I have written more than a couple of posts about organization and productivity. They have become snapshots in time versus the solid basis for a fully organized work life, but on the other hand, they could still be the latter. If only…
As I allude to a couple of times, I struggle to make time to set routines into habits. I can do something consistently for a period of time, but as soon as something happens to disrupt the routine, I can’t get back into it. And then I beat myself up over it here!
But because I’ve written about all of that, I have the documentation to get back on track. Field Notes’ motto is “I’m not writing it down to remember it later, I’m writing it down to remember it now.” That is true, but beyond that, because I wrote it down earlier, I can jog my memory now.
As mentioned in my previous post, I have been reading Messy by Tim Harford, which makes the case that disorder can help spark creativity, and probably leads to more creativity than a perfectly ordered life.
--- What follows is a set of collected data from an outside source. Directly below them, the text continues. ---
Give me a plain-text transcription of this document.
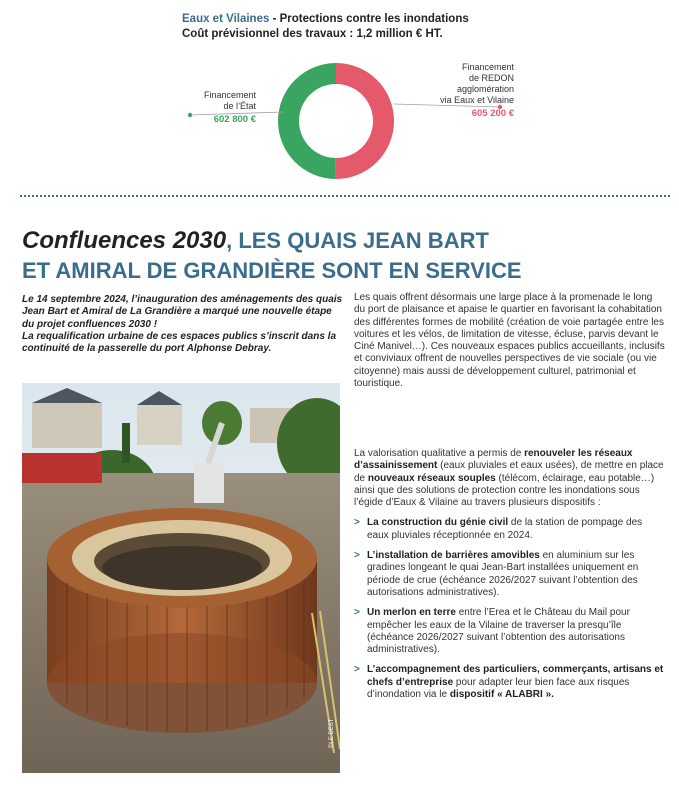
Eaux et Vilaines - Protections contre les inondations
Coût prévisionnel des travaux : 1,2 million € HT.
Financement
de l’État
602 800 €
Financement
de REDON
agglomération
via Eaux et Vilaine
605 200 €
Confluences 2030, LES QUAIS JEAN BART
ET AMIRAL DE GRANDIÈRE SONT EN SERVICE
Le 14 septembre 2024, l’inauguration des aménagements des quais Jean Bart et Amiral de La Grandière a marqué une nouvelle étape du projet confluences 2030 !
La requalification urbaine de ces espaces publics s’inscrit dans la continuité de la passerelle du port Alphonse Debray.
©LE DEST
Les quais offrent désormais une large place à la promenade le long du port de plaisance et apaise le quartier en favorisant la cohabitation des différentes formes de mobilité (création de voie partagée entre les voitures et les vélos, de limitation de vitesse, écluse, parvis devant le Ciné Manivel…). Ces nouveaux espaces publics accueillants, inclusifs et conviviaux offrent de nouvelles perspectives de vie sociale (ou vie citoyenne) mais aussi de développement culturel, patrimonial et touristique.
La valorisation qualitative a permis de renouveler les réseaux d’assainissement (eaux pluviales et eaux usées), de mettre en place de nouveaux réseaux souples (télécom, éclairage, eau potable…) ainsi que des solutions de protection contre les inondations sous l’égide d’Eaux & Vilaine au travers plusieurs dispositifs :
> La construction du génie civil de la station de pompage des eaux pluviales réceptionnée en 2024.
> L’installation de barrières amovibles en aluminium sur les gradines longeant le quai Jean-Bart installées uniquement en période de crue (échéance 2026/2027 suivant l’obtention des autorisations administratives).
> Un merlon en terre entre l’Erea et le Château du Mail pour empêcher les eaux de la Vilaine de traverser la presqu’île (échéance 2026/2027 suivant l’obtention des autorisations administratives).
> L’accompagnement des particuliers, commerçants, artisans et chefs d’entreprise pour adapter leur bien face aux risques d’inondation via le dispositif « ALABRI ».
I feel like that last sentence is also the main plot to any movie about how awful the suburbs are.
Anyway, after describing how Twyla Tharp manages her work, Harford discusses how he keeps track of all his projects and plans and stray ideas.:
I have a related solution myself, a steel sheet on the wall of my office full of magnets and three-by-five-inch cards. Each card has a single project on it-something chunky that will take me at least a day to complete … I’ve chosen three projects and placed them at the top. They’re active projects and I allow myself to work on any of the three. All the others are on the back burner … They won’t distract me, but if the right idea comes along they may well snag some creative thread in my subconscious.
pp.53-54 of the Libby ebook version of Messy on an iPhone with the font size increased because my eyesight is poor
There is room for some sort of organization so long as you make room for the disorganization that could lead you to new discoveries. One of my challenges, then, is not letting the organizational part get in the way of the discovery part.
For example, I use Pocket to save articles that I love or that I want to read later. If a bunch of articles pile up, I will get overwhelmed and then skim each article and archive or delete them to clean up my list. It took a long time for me to realize that all this is doing is forcing me to organize without understanding why I saved articles in the first place. There’s no point in archiving files or getting to inbox zero if you are only cleaning up for the sake of cleaning up. Thinking about why you left something where you did helps you understand its potential.
Which gets me back to my original idea for this post. I have all these tools I created to help me get organized, but maybe the reason why they didn’t stick is because I didn’t think about why I thought they were important. That’s my next step.